The oldest boy in the home was 17. He had been placed with, and abandoned by, at least five foster placements. The most recent one, he had gone to a restaurant with his foster family, and they had literally excused themselves to address something outside the restaurant, and left him there. This young man never said a word. He was tall, slim and quiet. He would appear and disappear in rooms without a sound but spent most of his time in his room. The best I could ever get out of him was a “yes” or “no” when I talked to him. I remember once when a slow, sad smile creeped across his face when I cracked a joke about laundry.
It was at that job that I first experienced being told I was going to die, by a young man who was mentally ill and not doing so well being compliant with his medications, just before he went on run, stole a car, crashed it, and ended up in detention. Minutes before he ran out, he came into the staff office (which was an automatic loss of privileges), looming over me and screaming into my face that he was going to kill me. Fortunately, he was distracted by another young man, who ran by the office and told him “let’s get going!” I had been alone in the home for only a few minutes while the male staff member working with me that night had run next door for something, and all hell broke loose.
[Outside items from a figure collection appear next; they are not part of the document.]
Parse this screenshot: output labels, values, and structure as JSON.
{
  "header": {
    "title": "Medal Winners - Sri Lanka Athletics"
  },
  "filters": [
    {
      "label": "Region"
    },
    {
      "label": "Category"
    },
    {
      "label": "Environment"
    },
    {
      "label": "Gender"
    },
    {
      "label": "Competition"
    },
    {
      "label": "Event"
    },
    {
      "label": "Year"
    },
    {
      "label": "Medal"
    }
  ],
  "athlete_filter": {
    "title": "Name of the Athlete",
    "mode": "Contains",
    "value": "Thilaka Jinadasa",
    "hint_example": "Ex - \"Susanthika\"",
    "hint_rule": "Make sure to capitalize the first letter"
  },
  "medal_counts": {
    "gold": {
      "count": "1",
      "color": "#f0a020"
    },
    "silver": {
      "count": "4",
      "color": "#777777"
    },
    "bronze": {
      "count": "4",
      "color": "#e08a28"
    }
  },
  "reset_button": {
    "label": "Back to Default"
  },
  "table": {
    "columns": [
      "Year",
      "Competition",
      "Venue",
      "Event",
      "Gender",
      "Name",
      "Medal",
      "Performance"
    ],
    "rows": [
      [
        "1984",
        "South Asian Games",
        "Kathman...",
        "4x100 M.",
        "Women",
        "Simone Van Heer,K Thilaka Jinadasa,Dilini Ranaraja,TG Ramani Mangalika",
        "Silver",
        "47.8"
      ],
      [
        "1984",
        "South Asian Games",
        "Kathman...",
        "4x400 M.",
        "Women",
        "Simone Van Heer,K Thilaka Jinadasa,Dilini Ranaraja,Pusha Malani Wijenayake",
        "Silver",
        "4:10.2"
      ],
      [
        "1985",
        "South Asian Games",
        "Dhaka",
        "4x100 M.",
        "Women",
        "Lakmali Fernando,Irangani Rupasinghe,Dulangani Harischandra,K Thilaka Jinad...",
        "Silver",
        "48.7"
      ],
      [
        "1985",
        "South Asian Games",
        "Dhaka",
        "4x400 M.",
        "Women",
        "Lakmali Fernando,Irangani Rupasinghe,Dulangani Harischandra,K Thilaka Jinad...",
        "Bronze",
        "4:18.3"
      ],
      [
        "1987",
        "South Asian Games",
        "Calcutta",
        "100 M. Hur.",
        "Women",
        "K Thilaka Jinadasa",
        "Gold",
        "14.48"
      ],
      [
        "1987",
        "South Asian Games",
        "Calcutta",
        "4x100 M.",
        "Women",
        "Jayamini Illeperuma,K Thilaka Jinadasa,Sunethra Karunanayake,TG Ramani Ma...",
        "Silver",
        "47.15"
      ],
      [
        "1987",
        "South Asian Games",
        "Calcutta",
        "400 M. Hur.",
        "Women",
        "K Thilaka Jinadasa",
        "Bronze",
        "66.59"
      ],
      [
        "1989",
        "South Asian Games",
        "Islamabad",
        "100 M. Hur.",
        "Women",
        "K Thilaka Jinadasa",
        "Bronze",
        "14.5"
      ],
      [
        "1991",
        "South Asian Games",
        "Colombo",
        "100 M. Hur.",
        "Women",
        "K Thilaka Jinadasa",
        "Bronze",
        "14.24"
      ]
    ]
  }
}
I watched a lot of Lion King during that job. The younger kids watched it every afternoon after school. I had most of the lines memorized and all of the songs. After a few months at that job, I started struggling mentally and emotionally. I was young and hadn’t let learned how to compartmentalize my experiences and set good boundaries. One night, as I was driving home around 11:30 p.m., I was hit by an ambulance that was running lights and sirens to a local hospital. Luckily, it was just my car that was totalled, but I realized at that point that I wasn’t going to make it much longer in that job. I had been lost in my thoughts, tired, and distracted when the ambulance hit me.
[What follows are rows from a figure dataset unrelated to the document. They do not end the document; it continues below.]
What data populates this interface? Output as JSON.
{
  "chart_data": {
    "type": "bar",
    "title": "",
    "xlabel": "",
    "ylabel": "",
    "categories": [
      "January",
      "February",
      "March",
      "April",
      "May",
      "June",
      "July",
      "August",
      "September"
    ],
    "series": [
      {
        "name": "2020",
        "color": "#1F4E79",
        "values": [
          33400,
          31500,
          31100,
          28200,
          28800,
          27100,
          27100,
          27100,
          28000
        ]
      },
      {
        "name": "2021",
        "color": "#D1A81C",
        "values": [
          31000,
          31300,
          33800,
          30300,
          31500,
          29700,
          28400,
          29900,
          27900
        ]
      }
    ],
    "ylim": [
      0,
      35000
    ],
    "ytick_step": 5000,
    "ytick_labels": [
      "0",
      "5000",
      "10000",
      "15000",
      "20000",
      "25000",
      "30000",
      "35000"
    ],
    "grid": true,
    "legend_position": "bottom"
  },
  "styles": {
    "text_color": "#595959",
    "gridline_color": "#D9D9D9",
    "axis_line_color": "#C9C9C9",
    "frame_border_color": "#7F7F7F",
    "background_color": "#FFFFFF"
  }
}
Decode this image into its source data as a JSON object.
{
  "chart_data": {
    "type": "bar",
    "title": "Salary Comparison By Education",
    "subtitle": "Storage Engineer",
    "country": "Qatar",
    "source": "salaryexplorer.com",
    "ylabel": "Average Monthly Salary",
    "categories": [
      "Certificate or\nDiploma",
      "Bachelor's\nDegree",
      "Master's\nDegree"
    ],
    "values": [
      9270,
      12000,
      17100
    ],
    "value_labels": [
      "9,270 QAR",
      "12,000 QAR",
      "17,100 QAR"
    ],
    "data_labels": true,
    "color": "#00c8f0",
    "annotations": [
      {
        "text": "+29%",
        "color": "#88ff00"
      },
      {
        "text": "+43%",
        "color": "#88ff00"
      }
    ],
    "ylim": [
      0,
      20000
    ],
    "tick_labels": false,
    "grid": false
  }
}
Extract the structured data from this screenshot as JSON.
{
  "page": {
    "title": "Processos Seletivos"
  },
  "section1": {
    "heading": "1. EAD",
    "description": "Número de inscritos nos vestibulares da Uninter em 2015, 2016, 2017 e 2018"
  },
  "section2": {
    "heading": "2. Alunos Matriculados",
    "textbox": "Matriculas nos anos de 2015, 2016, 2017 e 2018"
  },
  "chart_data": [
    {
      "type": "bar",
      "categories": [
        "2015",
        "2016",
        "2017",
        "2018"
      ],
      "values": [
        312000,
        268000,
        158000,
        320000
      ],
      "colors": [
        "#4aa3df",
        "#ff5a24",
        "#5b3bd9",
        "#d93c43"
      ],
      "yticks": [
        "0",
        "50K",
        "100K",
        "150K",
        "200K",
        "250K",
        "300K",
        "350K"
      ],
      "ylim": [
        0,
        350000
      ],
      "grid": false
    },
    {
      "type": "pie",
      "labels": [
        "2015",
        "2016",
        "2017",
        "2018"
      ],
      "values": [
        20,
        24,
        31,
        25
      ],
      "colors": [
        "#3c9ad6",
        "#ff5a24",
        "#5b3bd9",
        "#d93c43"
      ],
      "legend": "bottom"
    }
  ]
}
I left, having worked there just shy of a year. It was a high turnover job, quite a few front-line staff members didn’t even make it as long as I did. I didn’t realize it at the time, because I went straight to corporate for a couple years to escape, but that experience would launch my career working in the justice system. I think the most profound observation about that year was that of the 8-10 boys who lived at that home during any given time, I only met 2 boys who were white. Dozens of boys and young men passed through that home that year, and almost all of them were kids of color. That fact alone hooked me and brought me to the justice system, where I have worked in or alongside in some capacity over the last three decades. While the setting has changed, the impact of our public systems on communities of color has not.